Benjamin Grosvenor at Gusman Concert Hall, Coral Gables – Mendelssohn, Chopin, Ravel & Liszt

Mendelssohn
Preludes and Fugues, Op.35 – No.1 in E minor & No.5 in F minor
Chopin
Piano Sonata No.2 in B flat minor, Op.35
Ravel
Le tombeau de Couperin
Liszt
Venezia e Napoli

Benjamin Grosvenor (piano)


Reviewed by: David M. Rice

Reviewed: 17 January, 2016
Venue: Gusman Concert Hall, University of Miami, Coral Gables, Florida

Benjamin GrosvenorPhotograph: operaomnia.co.ukThis matinee recital by 23-year-old Benjamin Grosvenor was presented as part of the 60th-anniversary Season of the Friends of Chamber Music of Miami. Grosvenor has had fairly limited exposure to American audiences, but as soon as he began to play the first of two Mendelssohn Preludes and Fugues, it became clear that he is a pianist of extraordinary talent and musicianship.

The Mendelssohn and the Ravel pay homage to earlier composers – respectively J. S. Bach and François Couperin. The first of the Mendelssohn Preludes sang out with admirable clarity, ornamented with delicate, swirling figures. Grosvenor began the Fugue very deliberately, dynamics managed superbly as tension alternately built and relaxed. He drew an incisive contrast between the next Prelude’s attractive main idea and the powerful Fugue, in which a persistent rhythmic staccato was passed from one hand to the other.

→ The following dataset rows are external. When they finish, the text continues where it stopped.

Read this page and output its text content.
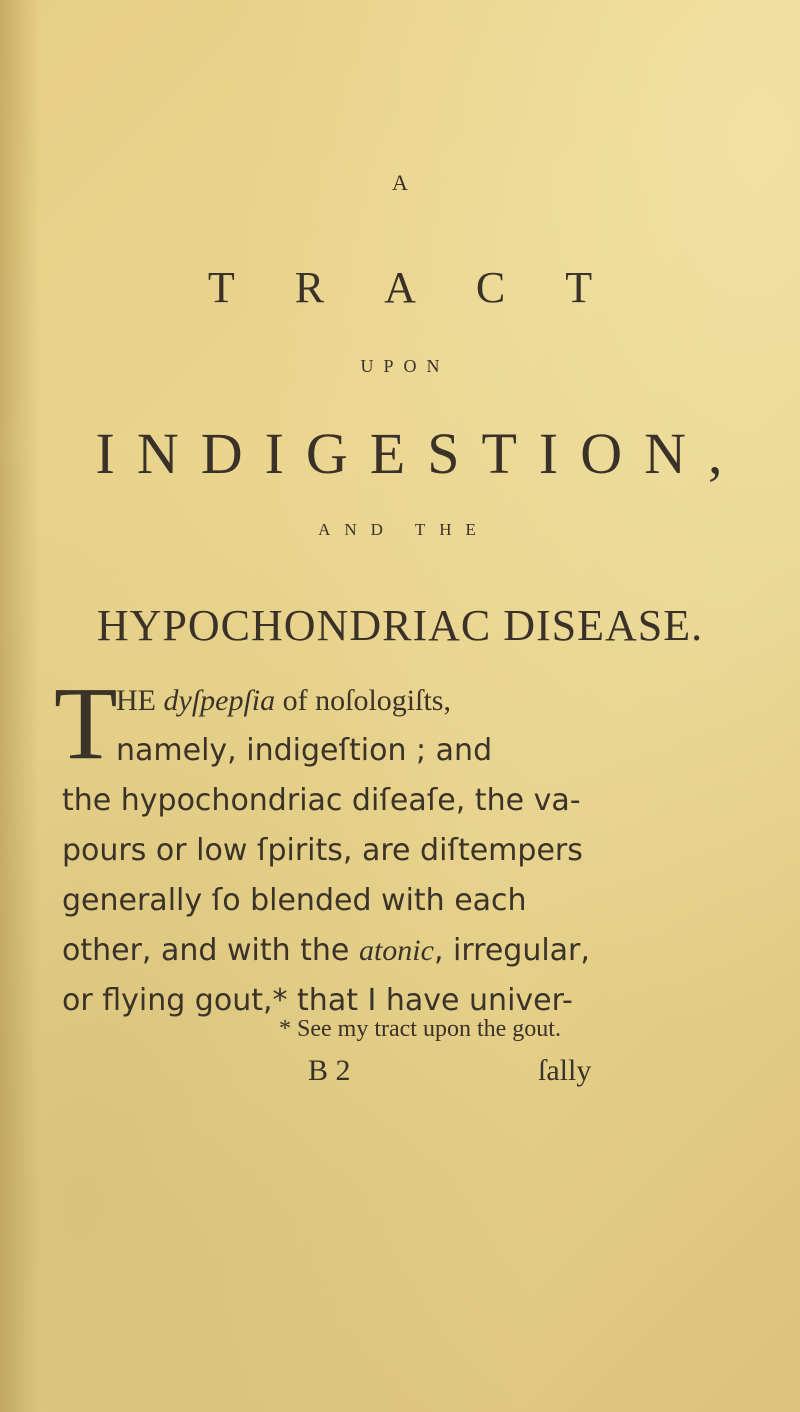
A
TRACT
UPON
INDIGESTION,
AND THE
HYPOCHONDRIAC DISEASE.
T
HE dyſpepſia of noſologiſts,
namely, indigeſtion ; and
the hypochondriac diſeaſe, the va-
pours or low ſpirits, are diſtempers
generally ſo blended with each
other, and with the atonic, irregular,
or flying gout,* that I have univer-
* See my tract upon the gout.
B 2	ſally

The six-movement Ravel opened the concert’s second half. Taking the ‘Prélude’ at a rather fast pace, Grosvenor captured its graceful spirit as he evoked a wide range of tonal colors. His percussive yet delicate rendering of the ‘Fugue’ emulated the timbre of a harpsichord, and his jaunty dance-rhythms in the next three movements were also suggestive of Couperin’s era, while the concluding ‘Toccata’, which Grosvenor attacked with fiery vengeance, seemed more firmly placed in Ravel’s own century. (The composer orchestrated four of the movements.)

Earlier, in the opening bars of the Chopin Sonata, Grosvenor had exhibited incredible power and dexterity as the brief if distinctive Grave introduction gave way to the propulsive Doppio movimento from which the majestic second theme emerged. Grosvenor brought out the differences between the two subjects as they were developed. He played the Scherzo with rhythmic bite and treated the Trio almost as a dainty waltz. The familiar ‘Funeral March’ rang out in duly solemn fashion, building in strength before giving way to the gentle Trio. The dirge returned and died away, clearing the way for the epigrammatic and whirlwind Finale.

The program concluded with an atmospheric rendition of Liszt’s Venezia e Napoli, a three-part reminiscence of the composer’s travels in Italy and supplementing the second leg of his Années de pèlerinage. In ‘Gondoliera’ right-hand arpeggios suggest rippling waters in the canals of Venice and the main theme a gondolier singing about his beloved. Liszt provided plenty of pyrotechnics which Grosvenor engaged with adeptly, at one point with both hands playing rapidly at the treble end of the keyboard. He sustained the low, rumbling tremolos that accompany the dark melody of ‘Canzone’ (a quotation from Rossini’s opera, Otello), and then burst forth exuberantly in the ‘Tarantella’, concluding the triptych in spectacular and exciting fashion.

Grosvenor gave two encores: Percy Grainger’s arrangement of George Gershwin’s ‘Love Walked In’ and a stunning performance of Ernö Dohnányi’s F-minor ‘Capriccio’, the sixth and last of his Opus 28 Concert Etudes.